There are brainless giants and clever giants. What? In which group am I? One thing I will say for Loki's children, we didn't get whacked with the stupid stick. Whereas the ugly stick – yes, I'd say I was beaten long and hard with it.

True, we mountain-dwellers, we rock-dwellers, weren't all specimens of beauty. The god Tyr's granny was a giantess with 900 heads. So what? It happens. (He escaped lightly, inheriting just the one.) And who hasn't met a giant with three or six heads? But we weren't
all
hideous and deformed brutes, whatever the gods say. We weren't all fire demons and flesh-eating monsters. My mother was beautiful. You think Dad would've hightailed after some hag?

Forgive me for getting a little overheated there. Few things make me angry any more. But I don't like hearing my ancestors insulted and I can't abide the lies.

The victor writes the saga.

Remember that.

S A CHILD I NEVER
smiled. Ever. Or laughed. Not even when Fen got up on his hind legs and danced before biting a rat in half.

What exactly did I have to smile about?

I once heard a story about a rich giantess who would only marry the giant who made her laugh. She’d chop off the heads of the ones who didn’t. That would be me, surrounded by skulls.

My nature is sombre and fierce. That’s who I am, not some jolly skipping elf, beaming and twining daisies to crown my golden locks. My hair is silver, by the way. Coiling and curling past my shoulders. Strong like a fishing line. My hair is the only part of me others want to pat and pull. I hate being touched so no one dares, but I can see it in their faces. I tried to comb it once, with my mother’s comb, and the walrus ivory splintered. She walloped me for that. Maybe Dad gave her the comb (unlikely – Dad wasn’t exactly lavish with gifts). I can’t see why she made such a fuss. I thought, Why do you beat me? Get another comb. Who cares, it’s just a comb. She’s the mother of a snake and a wolf and a half-corpse, you’d think she’d have more serious stuff to get upset about.

I rarely went outside. I hated being shouted at as I lurched around on my corpse legs, wind-blown and bent over in the hail, my ice-white hair shrouding my face, hoping no one would notice me.

Fat chance.

‘Aren’t you the lovely one?’ said a two-headed troll, smacking his rubbery lips.

Compliments from a troll.

It was easier just to stay hidden in our cave.

When I say ‘cave’, I’m exaggerating. Did you imagine I lived in a dank pit like some ogre? Underground like a dwarf in a furnace? Ha. Our cave was more like a great hall than some low hole. Remember who’s talking to you. Hel. I’m a goddess.

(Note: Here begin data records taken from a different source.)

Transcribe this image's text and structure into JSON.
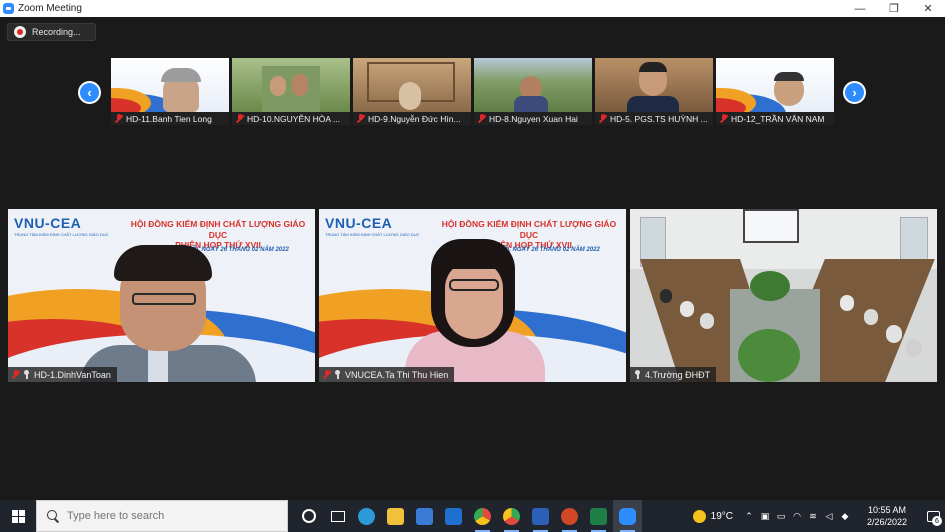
{
  "window": {
    "title": "Zoom Meeting",
    "controls": [
      "—",
      "❐",
      "✕"
    ]
  },
  "recording": {
    "label": "Recording..."
  },
  "nav": {
    "prev": "‹",
    "next": "›"
  },
  "thumbnails": [
    {
      "name": "HD-11.Banh Tien Long",
      "bg": "#dfe8f4"
    },
    {
      "name": "HD-10.NGUYỄN HÒA ...",
      "bg": "#8aa060"
    },
    {
      "name": "HD-9.Nguyễn Đức Hìn...",
      "bg": "#b58e63"
    },
    {
      "name": "HD-8.Nguyen Xuan Hai",
      "bg": "#6f8f55"
    },
    {
      "name": "HD-5. PGS.TS HUỲNH ...",
      "bg": "#8a6b4e"
    },
    {
      "name": "HD-12_TRẦN VĂN NAM",
      "bg": "#dfe8f4"
    }
  ],
  "banner": {
    "logo": "VNU-CEA",
    "logo_sub": "TRUNG TÂM KIỂM ĐỊNH CHẤT LƯỢNG GIÁO DỤC",
    "title_line1": "HỘI ĐỒNG KIỂM ĐỊNH CHẤT LƯỢNG GIÁO DỤC",
    "title_line2": "PHIÊN HỌP THỨ XVII",
    "date": "HÀ NỘI, NGÀY 26 THÁNG 02 NĂM 2022"
  },
  "tiles": [
    {
      "name": "HD-1.DinhVanToan",
      "muted": true
    },
    {
      "name": "VNUCEA.Ta Thi Thu Hien",
      "muted": true
    },
    {
      "name": "4.Trường ĐHĐT",
      "muted": false
    }
  ],
  "taskbar": {
    "search_placeholder": "Type here to search",
    "weather_temp": "19°C",
    "time": "10:55 AM",
    "date": "2/26/2022",
    "notification_count": "6",
    "apps": [
      {
        "name": "task-view-icon",
        "color": "#20242c"
      },
      {
        "name": "widgets-icon",
        "color": "#20242c"
      },
      {
        "name": "edge-icon",
        "color": "#2a9ad8"
      },
      {
        "name": "file-explorer-icon",
        "color": "#f2c13b"
      },
      {
        "name": "store-icon",
        "color": "#3a7bd5"
      },
      {
        "name": "mail-icon",
        "color": "#1f6fd0"
      },
      {
        "name": "chrome-icon",
        "color": "#e24a3b"
      },
      {
        "name": "chrome-icon-2",
        "color": "#34a853"
      },
      {
        "name": "word-icon",
        "color": "#2b5fb8"
      },
      {
        "name": "powerpoint-icon",
        "color": "#d24726"
      },
      {
        "name": "excel-icon",
        "color": "#1e7e45"
      },
      {
        "name": "zoom-icon",
        "color": "#2d8cff"
      }
    ]
  }
}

Unfortunately (a word bound to me with iron fetters), wherever I shuffle about in our cave the smell hits me. Heavy. Foul. Overlaid with the perfume of rancid wet dog (thanks, Fen) and anything noxious and maggotty he’d dragged home from Ironwood on which to snack.

And then, of course, there was me. I brought my own stink with me wherever I went. We kept a smoking lamp, filled with oils, to mask the odour but it never did.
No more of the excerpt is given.